If the sum of solutions of the system of equations $$2\sin^2\theta - \cos 2\theta = 0$$ and $$2\cos^2\theta + 3\sin\theta = 0$$ in the interval $$[0, 2\pi]$$ is $$k\pi$$, then $$k$$ is equal to ______.

We need to find the sum of common solutions of $$2\sin^2\theta - \cos 2\theta = 0$$ and $$2\cos^2\theta + 3\sin\theta = 0$$ in $$[0, 2\pi]$$.
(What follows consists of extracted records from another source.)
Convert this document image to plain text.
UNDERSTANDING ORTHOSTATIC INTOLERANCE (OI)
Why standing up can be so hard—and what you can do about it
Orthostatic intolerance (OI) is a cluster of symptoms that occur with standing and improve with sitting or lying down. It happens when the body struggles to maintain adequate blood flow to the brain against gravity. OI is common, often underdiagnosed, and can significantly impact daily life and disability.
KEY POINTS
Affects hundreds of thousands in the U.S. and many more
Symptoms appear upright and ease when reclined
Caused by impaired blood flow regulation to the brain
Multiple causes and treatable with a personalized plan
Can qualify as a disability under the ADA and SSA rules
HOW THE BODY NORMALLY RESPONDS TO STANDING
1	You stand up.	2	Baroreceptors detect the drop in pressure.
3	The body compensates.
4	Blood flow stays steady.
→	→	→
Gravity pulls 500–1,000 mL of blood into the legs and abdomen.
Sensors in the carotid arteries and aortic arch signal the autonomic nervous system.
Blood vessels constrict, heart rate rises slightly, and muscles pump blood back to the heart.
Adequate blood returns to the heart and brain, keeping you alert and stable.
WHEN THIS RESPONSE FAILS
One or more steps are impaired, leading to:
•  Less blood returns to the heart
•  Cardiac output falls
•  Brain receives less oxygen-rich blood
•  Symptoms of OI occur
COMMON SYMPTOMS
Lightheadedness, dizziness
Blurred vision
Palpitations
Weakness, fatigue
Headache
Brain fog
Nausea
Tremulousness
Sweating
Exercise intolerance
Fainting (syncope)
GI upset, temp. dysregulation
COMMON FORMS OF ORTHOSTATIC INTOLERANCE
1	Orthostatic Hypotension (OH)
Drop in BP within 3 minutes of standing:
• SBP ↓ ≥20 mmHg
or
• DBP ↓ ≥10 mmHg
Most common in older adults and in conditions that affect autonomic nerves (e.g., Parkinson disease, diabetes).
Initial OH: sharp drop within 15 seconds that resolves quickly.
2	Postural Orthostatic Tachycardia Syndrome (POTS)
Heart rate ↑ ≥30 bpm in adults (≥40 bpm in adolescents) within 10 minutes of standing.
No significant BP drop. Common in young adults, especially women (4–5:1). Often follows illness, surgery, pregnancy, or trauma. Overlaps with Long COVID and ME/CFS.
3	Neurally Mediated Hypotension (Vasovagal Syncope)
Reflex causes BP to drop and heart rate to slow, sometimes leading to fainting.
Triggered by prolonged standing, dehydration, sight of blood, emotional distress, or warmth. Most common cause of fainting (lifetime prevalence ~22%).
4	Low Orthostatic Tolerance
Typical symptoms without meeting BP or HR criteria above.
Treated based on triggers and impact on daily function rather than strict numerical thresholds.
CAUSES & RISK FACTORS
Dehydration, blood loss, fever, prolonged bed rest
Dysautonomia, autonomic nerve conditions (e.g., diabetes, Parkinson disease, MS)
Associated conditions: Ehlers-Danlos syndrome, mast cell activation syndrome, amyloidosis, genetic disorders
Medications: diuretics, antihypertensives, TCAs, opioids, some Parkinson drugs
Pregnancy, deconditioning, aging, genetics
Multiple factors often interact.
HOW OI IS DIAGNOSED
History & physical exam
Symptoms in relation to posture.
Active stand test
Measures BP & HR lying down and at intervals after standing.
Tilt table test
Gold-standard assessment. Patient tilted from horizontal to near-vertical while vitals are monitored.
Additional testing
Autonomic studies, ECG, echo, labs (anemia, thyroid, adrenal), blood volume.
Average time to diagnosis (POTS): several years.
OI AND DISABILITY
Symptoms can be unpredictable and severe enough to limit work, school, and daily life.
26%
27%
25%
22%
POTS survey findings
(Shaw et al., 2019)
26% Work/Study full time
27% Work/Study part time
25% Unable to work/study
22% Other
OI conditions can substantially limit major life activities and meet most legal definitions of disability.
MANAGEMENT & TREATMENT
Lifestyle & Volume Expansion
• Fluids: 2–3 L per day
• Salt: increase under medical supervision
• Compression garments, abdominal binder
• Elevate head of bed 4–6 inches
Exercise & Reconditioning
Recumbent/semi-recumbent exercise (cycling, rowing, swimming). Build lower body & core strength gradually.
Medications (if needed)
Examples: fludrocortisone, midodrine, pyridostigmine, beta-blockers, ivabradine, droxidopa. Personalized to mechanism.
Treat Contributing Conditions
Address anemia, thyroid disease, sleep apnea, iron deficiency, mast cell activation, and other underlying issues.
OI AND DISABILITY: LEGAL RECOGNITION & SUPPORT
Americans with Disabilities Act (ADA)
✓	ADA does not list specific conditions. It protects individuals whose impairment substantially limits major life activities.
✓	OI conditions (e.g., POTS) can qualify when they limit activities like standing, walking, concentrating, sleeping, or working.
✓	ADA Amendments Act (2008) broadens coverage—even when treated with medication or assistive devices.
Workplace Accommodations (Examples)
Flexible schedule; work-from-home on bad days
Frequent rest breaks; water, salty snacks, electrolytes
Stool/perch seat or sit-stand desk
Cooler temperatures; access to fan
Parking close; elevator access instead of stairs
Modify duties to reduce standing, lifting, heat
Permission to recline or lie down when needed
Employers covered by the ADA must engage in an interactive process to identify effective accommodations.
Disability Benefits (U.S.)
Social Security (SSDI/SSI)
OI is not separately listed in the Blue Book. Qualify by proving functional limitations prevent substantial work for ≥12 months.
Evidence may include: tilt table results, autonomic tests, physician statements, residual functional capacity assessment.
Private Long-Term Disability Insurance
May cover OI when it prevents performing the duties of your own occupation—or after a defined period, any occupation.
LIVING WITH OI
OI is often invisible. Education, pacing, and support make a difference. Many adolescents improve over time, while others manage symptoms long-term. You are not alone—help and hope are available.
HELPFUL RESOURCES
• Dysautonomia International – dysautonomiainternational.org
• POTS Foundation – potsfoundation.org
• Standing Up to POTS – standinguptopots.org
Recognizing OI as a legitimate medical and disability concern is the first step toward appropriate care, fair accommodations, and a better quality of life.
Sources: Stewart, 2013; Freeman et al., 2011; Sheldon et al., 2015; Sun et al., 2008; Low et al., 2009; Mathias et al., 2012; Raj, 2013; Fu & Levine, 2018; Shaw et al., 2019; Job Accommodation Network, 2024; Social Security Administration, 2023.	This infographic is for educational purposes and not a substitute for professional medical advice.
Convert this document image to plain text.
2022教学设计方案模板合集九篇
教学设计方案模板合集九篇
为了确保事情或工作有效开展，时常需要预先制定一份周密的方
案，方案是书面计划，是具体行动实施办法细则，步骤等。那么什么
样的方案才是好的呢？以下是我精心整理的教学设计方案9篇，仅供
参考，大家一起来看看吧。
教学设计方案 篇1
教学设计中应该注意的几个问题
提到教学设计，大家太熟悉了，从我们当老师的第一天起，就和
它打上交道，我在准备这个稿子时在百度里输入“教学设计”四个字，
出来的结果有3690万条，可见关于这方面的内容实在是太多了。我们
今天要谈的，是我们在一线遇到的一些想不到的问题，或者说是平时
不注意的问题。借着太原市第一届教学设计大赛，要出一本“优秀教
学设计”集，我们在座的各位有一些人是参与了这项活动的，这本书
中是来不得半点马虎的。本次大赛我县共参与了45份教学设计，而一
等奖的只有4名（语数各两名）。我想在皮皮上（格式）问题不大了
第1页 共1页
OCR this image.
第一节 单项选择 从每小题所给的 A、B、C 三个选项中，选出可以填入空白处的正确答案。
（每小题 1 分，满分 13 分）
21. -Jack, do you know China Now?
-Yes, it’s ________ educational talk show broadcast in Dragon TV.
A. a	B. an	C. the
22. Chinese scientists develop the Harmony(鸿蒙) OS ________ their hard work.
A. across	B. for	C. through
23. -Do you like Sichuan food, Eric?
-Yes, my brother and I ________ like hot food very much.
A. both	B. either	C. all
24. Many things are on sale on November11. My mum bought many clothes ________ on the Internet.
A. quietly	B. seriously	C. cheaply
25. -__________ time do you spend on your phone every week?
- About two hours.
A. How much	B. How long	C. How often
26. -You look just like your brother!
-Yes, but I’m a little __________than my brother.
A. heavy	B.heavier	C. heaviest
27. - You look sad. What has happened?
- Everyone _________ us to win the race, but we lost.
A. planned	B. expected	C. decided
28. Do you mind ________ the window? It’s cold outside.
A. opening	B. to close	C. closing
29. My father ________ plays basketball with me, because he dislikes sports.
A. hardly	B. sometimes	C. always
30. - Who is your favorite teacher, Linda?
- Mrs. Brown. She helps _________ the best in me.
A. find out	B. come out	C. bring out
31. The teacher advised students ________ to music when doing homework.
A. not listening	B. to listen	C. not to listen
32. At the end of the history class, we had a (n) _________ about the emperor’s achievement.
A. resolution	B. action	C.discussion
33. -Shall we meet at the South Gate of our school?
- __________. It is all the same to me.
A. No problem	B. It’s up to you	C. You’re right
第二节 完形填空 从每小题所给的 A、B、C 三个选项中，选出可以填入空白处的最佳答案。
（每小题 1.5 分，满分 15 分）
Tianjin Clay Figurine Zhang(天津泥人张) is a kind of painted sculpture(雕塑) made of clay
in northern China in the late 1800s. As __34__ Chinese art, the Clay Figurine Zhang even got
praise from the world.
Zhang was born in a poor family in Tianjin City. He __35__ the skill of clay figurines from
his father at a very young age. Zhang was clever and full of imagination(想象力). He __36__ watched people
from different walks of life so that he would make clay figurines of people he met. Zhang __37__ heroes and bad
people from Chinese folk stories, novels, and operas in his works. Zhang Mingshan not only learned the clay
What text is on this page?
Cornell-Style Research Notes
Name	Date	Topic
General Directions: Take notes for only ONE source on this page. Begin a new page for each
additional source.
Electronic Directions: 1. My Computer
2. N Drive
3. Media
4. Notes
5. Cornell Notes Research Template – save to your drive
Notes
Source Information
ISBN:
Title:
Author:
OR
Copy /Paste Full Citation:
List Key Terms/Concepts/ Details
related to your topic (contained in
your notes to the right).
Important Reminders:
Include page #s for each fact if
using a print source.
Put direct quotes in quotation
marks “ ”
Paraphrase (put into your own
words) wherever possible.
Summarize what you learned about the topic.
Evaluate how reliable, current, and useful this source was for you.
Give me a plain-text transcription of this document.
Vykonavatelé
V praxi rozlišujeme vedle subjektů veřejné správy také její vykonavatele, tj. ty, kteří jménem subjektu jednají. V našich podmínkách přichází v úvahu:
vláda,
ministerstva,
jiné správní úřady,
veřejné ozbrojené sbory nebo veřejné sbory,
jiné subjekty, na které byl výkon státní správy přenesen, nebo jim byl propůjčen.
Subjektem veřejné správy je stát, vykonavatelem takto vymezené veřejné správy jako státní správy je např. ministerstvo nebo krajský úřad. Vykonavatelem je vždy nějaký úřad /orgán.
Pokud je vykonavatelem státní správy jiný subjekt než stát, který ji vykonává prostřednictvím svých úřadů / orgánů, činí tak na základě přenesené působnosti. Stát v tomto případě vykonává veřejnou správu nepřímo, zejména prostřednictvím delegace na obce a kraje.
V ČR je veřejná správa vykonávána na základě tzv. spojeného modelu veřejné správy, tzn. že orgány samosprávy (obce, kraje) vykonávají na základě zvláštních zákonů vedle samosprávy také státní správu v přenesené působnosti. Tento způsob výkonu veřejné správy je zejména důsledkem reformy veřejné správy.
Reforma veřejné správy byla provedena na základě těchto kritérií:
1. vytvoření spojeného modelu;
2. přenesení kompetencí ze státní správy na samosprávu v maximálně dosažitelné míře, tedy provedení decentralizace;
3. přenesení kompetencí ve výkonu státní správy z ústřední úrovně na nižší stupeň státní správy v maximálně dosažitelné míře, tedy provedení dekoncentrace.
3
$$2\sin^2\theta - \cos 2\theta = 0$$

Using $$\cos 2\theta = 1 - 2\sin^2\theta$$:

$$2\sin^2\theta - (1 - 2\sin^2\theta) = 0$$

$$4\sin^2\theta - 1 = 0$$

$$\sin^2\theta = \dfrac{1}{4}$$

$$\sin\theta = \pm\dfrac{1}{2}$$

Solutions in $$[0, 2\pi]$$: $$\theta = \dfrac{\pi}{6}, \dfrac{5\pi}{6}, \dfrac{7\pi}{6}, \dfrac{11\pi}{6}$$

$$2\cos^2\theta + 3\sin\theta = 0$$

Using $$\cos^2\theta = 1 - \sin^2\theta$$:

$$2(1 - \sin^2\theta) + 3\sin\theta = 0$$

$$2 - 2\sin^2\theta + 3\sin\theta = 0$$

$$2\sin^2\theta - 3\sin\theta - 2 = 0$$

$$(2\sin\theta + 1)(\sin\theta - 2) = 0$$

Since $$\sin\theta \neq 2$$: $$\sin\theta = -\dfrac{1}{2}$$

Solutions in $$[0, 2\pi]$$: $$\theta = \dfrac{7\pi}{6}, \dfrac{11\pi}{6}$$

Common solutions: $$\theta = \dfrac{7\pi}{6}$$ and $$\theta = \dfrac{11\pi}{6}$$

$$\dfrac{7\pi}{6} + \dfrac{11\pi}{6} = \dfrac{18\pi}{6} = 3\pi$$

So $$k\pi = 3\pi$$, giving $$k = 3$$.

The correct answer is $$\boxed{3}$$.